First step would be to jump into slack. We've got a #contributors channel for all these questions =)

We'd like to get to know y'all a little first, so you'll want to do a couple contributions. Check out good first issue for a list of those.

After that, we'll want to get an RFC together. I'm happy to help you pull all the pieces together on that in slack =)

I wanted to ask you that if we don't use say a traditional TLS or MITM approach (i.e we aren't decrypting the requests and forwarding them to the server).

Applications will likely need to send us unencrypted traffic so that we can do analytics on it. The other option would be some of the eBPF functionality around optimistic TLS. I don't believe that's mature quite enough yet and wouldn't hit the proxy anyways. To get unencrypted traffic, we'll likely want to have special domain names and ask application owners to change their connection strings.

wmorgan commented 4 years ago

There is a solution for this here: https://github.com/grampelberg/k8s-egress

m1o1 commented 2 years ago

Our security team wasn't really open to the idea of a single (egress) service receiving all the unencrypted egress traffic of the cluster. I think they would be more willing to consider it if it was the sidecar proxy doing it and the client application were to send it to localhost (in case it's not meshed, it would fail).

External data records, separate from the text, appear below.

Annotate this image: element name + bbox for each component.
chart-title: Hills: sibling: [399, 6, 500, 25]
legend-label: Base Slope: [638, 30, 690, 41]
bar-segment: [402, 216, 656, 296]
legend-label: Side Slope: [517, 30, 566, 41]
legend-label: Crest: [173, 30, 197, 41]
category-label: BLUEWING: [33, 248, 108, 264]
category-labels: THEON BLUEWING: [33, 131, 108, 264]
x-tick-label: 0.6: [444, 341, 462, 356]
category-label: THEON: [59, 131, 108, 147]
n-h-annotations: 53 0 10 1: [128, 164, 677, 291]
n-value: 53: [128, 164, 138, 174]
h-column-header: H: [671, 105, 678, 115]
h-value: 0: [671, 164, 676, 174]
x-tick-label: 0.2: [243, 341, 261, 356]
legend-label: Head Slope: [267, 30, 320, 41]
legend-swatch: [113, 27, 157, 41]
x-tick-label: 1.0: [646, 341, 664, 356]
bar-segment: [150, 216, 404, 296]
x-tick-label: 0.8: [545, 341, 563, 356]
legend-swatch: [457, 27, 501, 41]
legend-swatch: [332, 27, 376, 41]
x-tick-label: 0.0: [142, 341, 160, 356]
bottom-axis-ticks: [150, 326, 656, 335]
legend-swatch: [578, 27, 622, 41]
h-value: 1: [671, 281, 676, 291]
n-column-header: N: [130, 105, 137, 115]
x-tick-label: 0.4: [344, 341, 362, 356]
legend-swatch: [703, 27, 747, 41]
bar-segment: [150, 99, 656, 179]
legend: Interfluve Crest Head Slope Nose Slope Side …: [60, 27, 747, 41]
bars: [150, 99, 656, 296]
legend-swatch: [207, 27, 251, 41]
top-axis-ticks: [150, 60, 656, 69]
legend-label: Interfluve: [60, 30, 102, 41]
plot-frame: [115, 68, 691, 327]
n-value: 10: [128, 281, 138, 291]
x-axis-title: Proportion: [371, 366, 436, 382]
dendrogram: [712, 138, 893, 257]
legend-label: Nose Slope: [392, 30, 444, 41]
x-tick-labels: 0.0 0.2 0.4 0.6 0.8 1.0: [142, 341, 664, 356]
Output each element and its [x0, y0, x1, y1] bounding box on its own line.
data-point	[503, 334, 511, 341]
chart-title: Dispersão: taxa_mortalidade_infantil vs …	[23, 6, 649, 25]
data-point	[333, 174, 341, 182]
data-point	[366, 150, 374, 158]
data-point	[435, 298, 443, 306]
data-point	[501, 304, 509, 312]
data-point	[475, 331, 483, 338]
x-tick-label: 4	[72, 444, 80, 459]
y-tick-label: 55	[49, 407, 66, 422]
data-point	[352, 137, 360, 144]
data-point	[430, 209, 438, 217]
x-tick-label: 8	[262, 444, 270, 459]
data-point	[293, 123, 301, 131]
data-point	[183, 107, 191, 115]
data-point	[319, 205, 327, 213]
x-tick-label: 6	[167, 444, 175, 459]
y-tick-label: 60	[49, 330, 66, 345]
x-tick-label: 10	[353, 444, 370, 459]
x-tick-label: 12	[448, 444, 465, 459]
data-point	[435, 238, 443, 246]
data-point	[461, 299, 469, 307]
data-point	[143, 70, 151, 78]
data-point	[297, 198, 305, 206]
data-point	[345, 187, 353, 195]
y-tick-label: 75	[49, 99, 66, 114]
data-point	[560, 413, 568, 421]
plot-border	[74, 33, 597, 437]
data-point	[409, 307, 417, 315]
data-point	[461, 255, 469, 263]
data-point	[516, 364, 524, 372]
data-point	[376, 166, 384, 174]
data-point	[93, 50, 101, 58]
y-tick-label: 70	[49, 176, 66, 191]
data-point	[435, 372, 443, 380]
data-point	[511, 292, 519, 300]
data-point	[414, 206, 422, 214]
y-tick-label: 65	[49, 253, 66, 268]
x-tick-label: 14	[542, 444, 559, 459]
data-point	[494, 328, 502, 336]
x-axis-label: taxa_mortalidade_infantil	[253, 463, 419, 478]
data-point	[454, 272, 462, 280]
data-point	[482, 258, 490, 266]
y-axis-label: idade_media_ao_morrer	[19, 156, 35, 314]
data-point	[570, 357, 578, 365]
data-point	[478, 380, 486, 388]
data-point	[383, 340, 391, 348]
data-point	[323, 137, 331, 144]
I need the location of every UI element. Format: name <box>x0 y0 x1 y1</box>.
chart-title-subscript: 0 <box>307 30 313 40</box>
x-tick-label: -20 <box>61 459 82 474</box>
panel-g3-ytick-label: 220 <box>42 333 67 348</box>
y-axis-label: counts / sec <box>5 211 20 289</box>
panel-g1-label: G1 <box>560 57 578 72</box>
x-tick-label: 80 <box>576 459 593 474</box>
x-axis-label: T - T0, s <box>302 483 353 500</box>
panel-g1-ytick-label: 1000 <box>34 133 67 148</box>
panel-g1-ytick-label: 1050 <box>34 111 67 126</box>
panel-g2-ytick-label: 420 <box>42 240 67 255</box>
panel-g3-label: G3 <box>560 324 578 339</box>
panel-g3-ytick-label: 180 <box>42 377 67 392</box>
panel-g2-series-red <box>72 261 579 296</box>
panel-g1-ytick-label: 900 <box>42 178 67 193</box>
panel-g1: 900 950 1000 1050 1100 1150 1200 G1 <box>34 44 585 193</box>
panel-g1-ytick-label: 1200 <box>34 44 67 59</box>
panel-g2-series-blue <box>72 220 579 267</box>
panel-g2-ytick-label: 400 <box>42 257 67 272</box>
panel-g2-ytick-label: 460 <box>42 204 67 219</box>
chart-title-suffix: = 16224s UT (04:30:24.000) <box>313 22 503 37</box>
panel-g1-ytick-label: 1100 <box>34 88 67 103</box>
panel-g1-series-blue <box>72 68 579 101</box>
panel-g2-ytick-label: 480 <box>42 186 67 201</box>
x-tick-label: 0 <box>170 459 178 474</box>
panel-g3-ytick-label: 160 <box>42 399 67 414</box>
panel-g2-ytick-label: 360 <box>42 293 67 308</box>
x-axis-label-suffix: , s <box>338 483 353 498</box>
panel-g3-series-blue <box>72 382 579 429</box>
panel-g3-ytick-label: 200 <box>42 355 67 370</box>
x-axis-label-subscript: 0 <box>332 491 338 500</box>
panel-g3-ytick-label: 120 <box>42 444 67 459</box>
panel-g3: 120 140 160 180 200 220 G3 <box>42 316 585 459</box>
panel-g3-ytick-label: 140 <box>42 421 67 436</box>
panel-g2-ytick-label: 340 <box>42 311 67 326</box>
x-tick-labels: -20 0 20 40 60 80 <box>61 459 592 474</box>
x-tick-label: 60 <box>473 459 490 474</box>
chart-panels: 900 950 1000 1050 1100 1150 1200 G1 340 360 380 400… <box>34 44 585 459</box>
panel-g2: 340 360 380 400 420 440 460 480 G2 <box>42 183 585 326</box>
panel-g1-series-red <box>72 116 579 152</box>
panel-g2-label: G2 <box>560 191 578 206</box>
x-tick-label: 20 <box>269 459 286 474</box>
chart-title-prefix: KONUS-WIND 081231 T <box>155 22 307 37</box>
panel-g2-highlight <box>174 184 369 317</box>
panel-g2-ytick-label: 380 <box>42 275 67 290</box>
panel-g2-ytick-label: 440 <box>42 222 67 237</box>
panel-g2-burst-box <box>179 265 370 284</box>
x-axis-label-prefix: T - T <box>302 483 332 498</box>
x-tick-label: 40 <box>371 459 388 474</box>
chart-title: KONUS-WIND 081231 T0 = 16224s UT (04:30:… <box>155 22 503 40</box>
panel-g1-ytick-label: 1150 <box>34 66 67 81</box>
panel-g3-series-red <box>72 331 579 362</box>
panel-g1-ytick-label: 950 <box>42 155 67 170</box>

wmorgan commented 2 years ago

Egress control at the pod level is on the roadmap. Won't be in 2.12 itself but perhaps in 2.13? https://linkerd.io/2021/12/29/the-service-mesh-in-2022/

eloo-abi commented 1 year ago

Hi there, i was just searching for exactly this feature in linkerd :P

but it sadly looks this feature is not included in 2.13 as this is already released?

Is this feature still on the roadmap and can we estimate a milestone for this?

Thanks

channyein87 commented 1 year ago

Really need this feature to monitor the external traffic from the pod for observibility.

xsoheilalizadeh commented 7 months ago

This is a very practical feature for us, It would be great to see it in the next coming versions.

kflynn commented 7 months ago

This is still on the roadmap, although we don't have a definitive milestone for it yet. 😐

If any of y'all have a solid concept of what you think this should look like, we'd love to hear it – e.g. are you thinking of command-line support in linkerd viz? simply having metrics posted to Prometheus? splitting out metrics by egress destination? ???

zip-chanko commented 5 months ago

My current challenge is analyzing outgoing traffic from the cluster how the pods are accessing external resources such as internet, database, etc. Also there isn't any control for allowing whitelisted DNS domains since builtin network policy cannot do that. Currently using VPC flow logs but not really reliable when investigating connectivity issues like there were a lot of timeouts from one of the workloads calling to external resource which is behind a NLB and unable to trace with available telemetry data. We had too many assumptions whether the workloads itself or cluster networking or NLB.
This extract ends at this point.